Jesus clearly taught that, in order to be redeemed, we must follow Him. He declared Himself the line of demarcation between those who lived in the light and those who lived in the darkness, between those outside the gate and those inside the gate among the flock. He did not teach, “Do as you please, go whichever way you will, and God will redeem you because He loves you.” Jesus taught, “Follow me! I am the shepherd who will lead all to eternal life. I am the gate, whoever enters through me will be saved.”
Follow Jesus. Enter through Jesus. He is the one by which we are saved. Discard and reject all false teachers and teachings. They cannot save. Reject the temptation to regard yourself as the instrument of God’s revelation and the one by whom you are saved. You cannot save yourself.
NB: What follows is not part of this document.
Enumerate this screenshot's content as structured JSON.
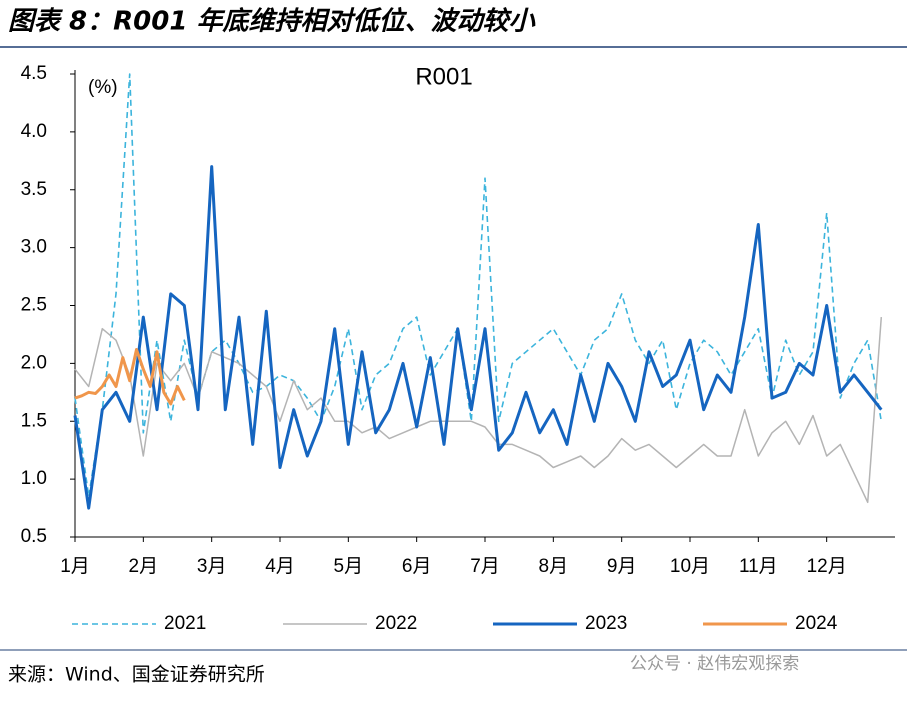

Be Christ for all. Bring Christ to all. See Christ in all.
Health update: people have been asking me how I’m doing. I thought it might be a good idea to give periodic updates on my health. As many of you know, I was hospitalized in March with COVID and pneumonia. That illness pretty much knocked what life was left out of my kidneys. I started dialysis during that hospitalization and have been on dialysis since and will be until I receive a kidney transplant. I am currently receiving dialysis treatments at a clinic four days a week for three hours a day. They’re teaching me how to do home hemodialysis, so the plan is for me to transition to home hemo sometime next month. I am currently using a port in my chest for dialysis. Next month I’ll have a fistula placed in my left arm and will begin using that for dialysis at home sometime in July, after it matures (which takes about two months). The biggest problem I have now is lack of energy. I am weak on many days, especially in my legs. I have been able to return to work and to minimal diaconate duties. The pastors at both parishes I serve have told me to just show up to assist at Mass on days I feel up to it. I have returned to bringing Holy Communion to a couple of nursing homes in the area. I hope to return to the deacon rotation of both parishes in June. Yesterday, I had the great joy of traveling to Murfreesboro and baptizing my new granddaughter. This has involved an incredible transition, physically, emotionally, and spiritually. I have come to terms with that fact that this is my life now, until I can get a kidney transplant which, I’m told, takes an average of 3-5 years, unless a donor steps forward. The prayers I need are these: energy to get through the duties of each day; success in learning home hemodialysis; and, of course, eventually a kidney transplant. Thanks to all for your support and prayers. They’re working and God’s grace is getting me through it all.
One thought on “Jesus Is the One Who Saves”
Thank you, brother, for the always outstanding piece. And thank you also for the update. Congrats on God’s ne daughter and I’m sure heavens are being stormed for one of God’s very best. LY!!